Looking for best and better practice in the community college world? Check out the programs and institutions that are Bellwether Award finalists. The Bellwether College Consortium, through the Community College Futures Assembly, evaluates innovative and successful programs across the nation.
In 2005, the Community College of Philadelphia‘s Leadership Institute was a finalist for the Bellwether Award. The Leadership Institute was launched in 2002 and it has grown in scope and effectiveness ever since. The Leadership Institute has been endorsed throughout changes in administration at the Community College of Philadelphia (CCP) over the years. It is critical to the institution’s identity, training and helping faculty and staff from across the institution. This non-credit leadership development initiative draws upon talent within the larger CCP system. It is relatively quick and economical, cohort-based, and features a project that effects a meaningful and visible improvement. CCP’s institute also aligns with, but does exactly match, the American Association of Community College’s leadership competencies for leadership.
In 2018, Susan J. Tobia, former Assistant VP for Academic Affairs at CCP, and Judith L. Gay, VP for Strategic Initiatives and Chief of Staff at CCP, decided to share all that they could about the program in a most practical book, Up and Running: Starting and Growing a Leadership Program at a Community College. It is a slim volume, easily read and digested, focused exclusively on answering “how” questions. The authors explain how to start a leadership program like CCP’s, how to recruit students and staff, how much it might cost, how to manage it, and how to evaluate it. The level of detail will appeal to the most hands-on of administrators. The authors even include sample correspondence.

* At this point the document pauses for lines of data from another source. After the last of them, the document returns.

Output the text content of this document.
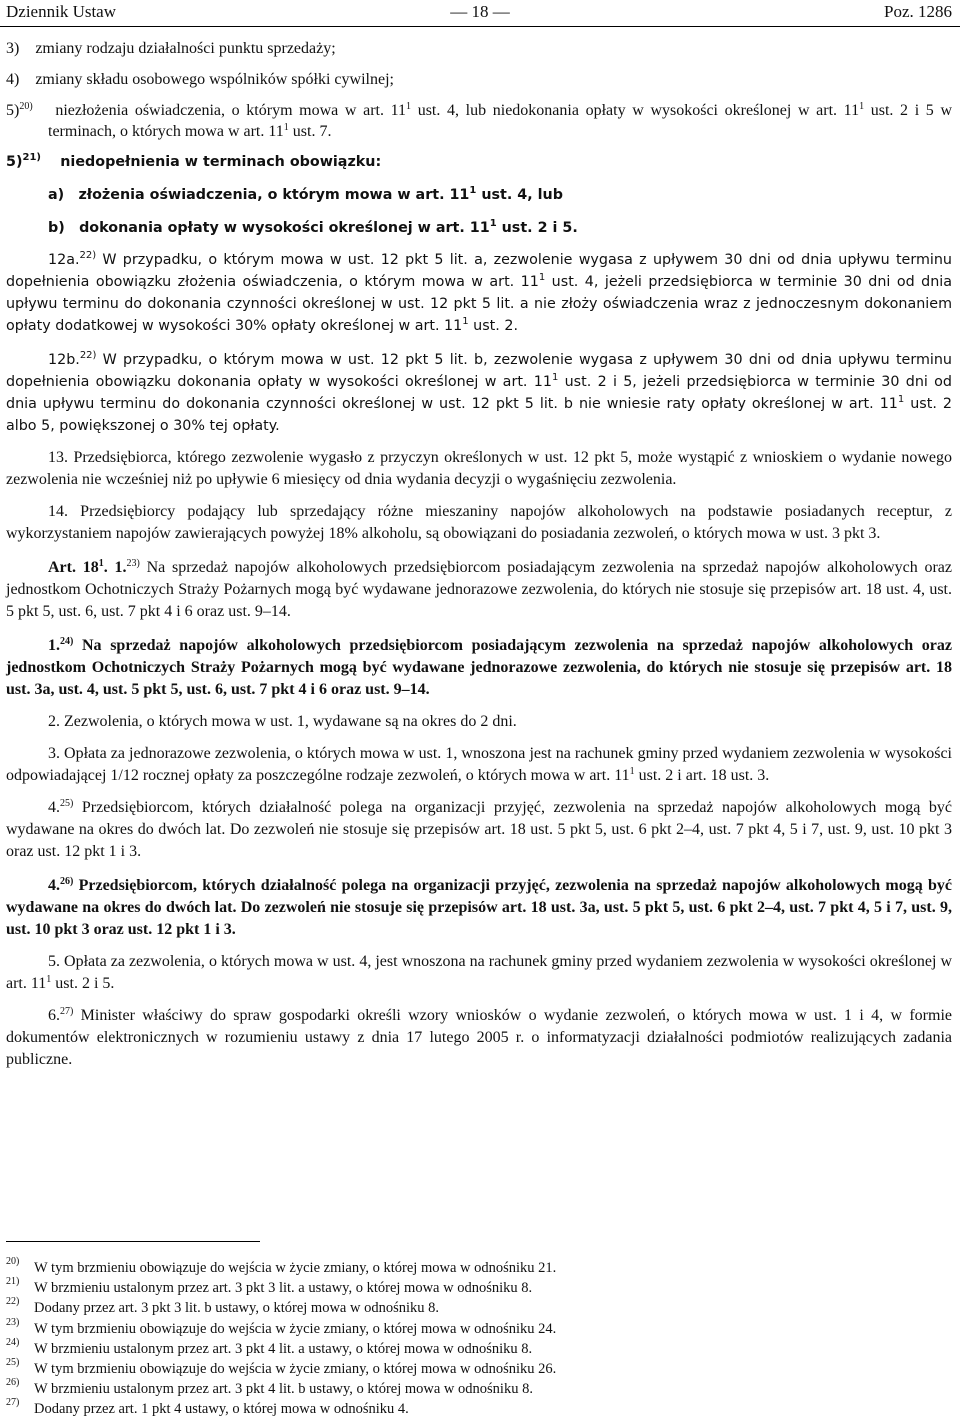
Dziennik Ustaw	— 18 —	Poz. 1286

3) zmiany rodzaju działalności punktu sprzedaży;

4) zmiany składu osobowego wspólników spółki cywilnej;

5)$^{20)}$  niezłożenia oświadczenia, o którym mowa w art. $11^1$ ust. 4, lub niedokonania opłaty w wysokości określonej w art. $11^1$ ust. 2 i 5 w terminach, o których mowa w art. $11^1$ ust. 7.

5)$^{21)}$  niedopełnienia w terminach obowiązku:

a) złożenia oświadczenia, o którym mowa w art. $11^1$ ust. 4, lub

b) dokonania opłaty w wysokości określonej w art. $11^1$ ust. 2 i 5.

12a.$^{22)}$ W przypadku, o którym mowa w ust. 12 pkt 5 lit. a, zezwolenie wygasa z upływem 30 dni od dnia upływu terminu dopełnienia obowiązku złożenia oświadczenia, o którym mowa w art. $11^1$ ust. 4, jeżeli przedsiębiorca w terminie 30 dni od dnia upływu terminu do dokonania czynności określonej w ust. 12 pkt 5 lit. a nie złoży oświadczenia wraz z jednoczesnym dokonaniem opłaty dodatkowej w wysokości 30% opłaty określonej w art. $11^1$ ust. 2.

12b.$^{22)}$ W przypadku, o którym mowa w ust. 12 pkt 5 lit. b, zezwolenie wygasa z upływem 30 dni od dnia upływu terminu dopełnienia obowiązku dokonania opłaty w wysokości określonej w art. $11^1$ ust. 2 i 5, jeżeli przedsiębiorca w terminie 30 dni od dnia upływu terminu do dokonania czynności określonej w ust. 12 pkt 5 lit. b nie wniesie raty opłaty określonej w art. $11^1$ ust. 2 albo 5, powiększonej o 30% tej opłaty.

13. Przedsiębiorca, którego zezwolenie wygasło z przyczyn określonych w ust. 12 pkt 5, może wystąpić z wnioskiem o wydanie nowego zezwolenia nie wcześniej niż po upływie 6 miesięcy od dnia wydania decyzji o wygaśnięciu zezwolenia.

14. Przedsiębiorcy podający lub sprzedający różne mieszaniny napojów alkoholowych na podstawie posiadanych receptur, z wykorzystaniem napojów zawierających powyżej 18% alkoholu, są obowiązani do posiadania zezwoleń, o których mowa w ust. 3 pkt 3.

Art. $18^1$. 1.$^{23)}$ Na sprzedaż napojów alkoholowych przedsiębiorcom posiadającym zezwolenia na sprzedaż napojów alkoholowych oraz jednostkom Ochotniczych Straży Pożarnych mogą być wydawane jednorazowe zezwolenia, do których nie stosuje się przepisów art. 18 ust. 4, ust. 5 pkt 5, ust. 6, ust. 7 pkt 4 i 6 oraz ust. 9–14.

1.$^{24)}$ Na sprzedaż napojów alkoholowych przedsiębiorcom posiadającym zezwolenia na sprzedaż napojów alkoholowych oraz jednostkom Ochotniczych Straży Pożarnych mogą być wydawane jednorazowe zezwolenia, do których nie stosuje się przepisów art. 18 ust. 3a, ust. 4, ust. 5 pkt 5, ust. 6, ust. 7 pkt 4 i 6 oraz ust. 9–14.

2. Zezwolenia, o których mowa w ust. 1, wydawane są na okres do 2 dni.

3. Opłata za jednorazowe zezwolenia, o których mowa w ust. 1, wnoszona jest na rachunek gminy przed wydaniem zezwolenia w wysokości odpowiadającej 1/12 rocznej opłaty za poszczególne rodzaje zezwoleń, o których mowa w art. $11^1$ ust. 2 i art. 18 ust. 3.

4.$^{25)}$ Przedsiębiorcom, których działalność polega na organizacji przyjęć, zezwolenia na sprzedaż napojów alkoholowych mogą być wydawane na okres do dwóch lat. Do zezwoleń nie stosuje się przepisów art. 18 ust. 5 pkt 5, ust. 6 pkt 2–4, ust. 7 pkt 4, 5 i 7, ust. 9, ust. 10 pkt 3 oraz ust. 12 pkt 1 i 3.

4.$^{26)}$ Przedsiębiorcom, których działalność polega na organizacji przyjęć, zezwolenia na sprzedaż napojów alkoholowych mogą być wydawane na okres do dwóch lat. Do zezwoleń nie stosuje się przepisów art. 18 ust. 3a, ust. 5 pkt 5, ust. 6 pkt 2–4, ust. 7 pkt 4, 5 i 7, ust. 9, ust. 10 pkt 3 oraz ust. 12 pkt 1 i 3.

5. Opłata za zezwolenia, o których mowa w ust. 4, jest wnoszona na rachunek gminy przed wydaniem zezwolenia w wysokości określonej w art. $11^1$ ust. 2 i 5.

6.$^{27)}$ Minister właściwy do spraw gospodarki określi wzory wniosków o wydanie zezwoleń, o których mowa w ust. 1 i 4, w formie dokumentów elektronicznych w rozumieniu ustawy z dnia 17 lutego 2005 r. o informatyzacji działalności podmiotów realizujących zadania publiczne.

20) W tym brzmieniu obowiązuje do wejścia w życie zmiany, o której mowa w odnośniku 21.
21) W brzmieniu ustalonym przez art. 3 pkt 3 lit. a ustawy, o której mowa w odnośniku 8.
22) Dodany przez art. 3 pkt 3 lit. b ustawy, o której mowa w odnośniku 8.
23) W tym brzmieniu obowiązuje do wejścia w życie zmiany, o której mowa w odnośniku 24.
24) W brzmieniu ustalonym przez art. 3 pkt 4 lit. a ustawy, o której mowa w odnośniku 8.
25) W tym brzmieniu obowiązuje do wejścia w życie zmiany, o której mowa w odnośniku 26.
26) W brzmieniu ustalonym przez art. 3 pkt 4 lit. b ustawy, o której mowa w odnośniku 8.
27) Dodany przez art. 1 pkt 4 ustawy, o której mowa w odnośniku 4.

What the book does do is help an institution decide why to start a leadership program. All institutions of higher education are hungry for competent and passionate leadership. My experience in higher education leads me to believe that the journey for a college or system to decide that a leadership program is needed, that the institution should own it (and not outsource the responsibility to another organization), is an extremely critical step. Knowing why – and planning for outcomes – will forecast the eventual success or failure of the program. Like many activities in higher education, there are multiple paths to achieving good ends. Figuring out which good ends to pursue – what sort of leadership and why – is the challenge.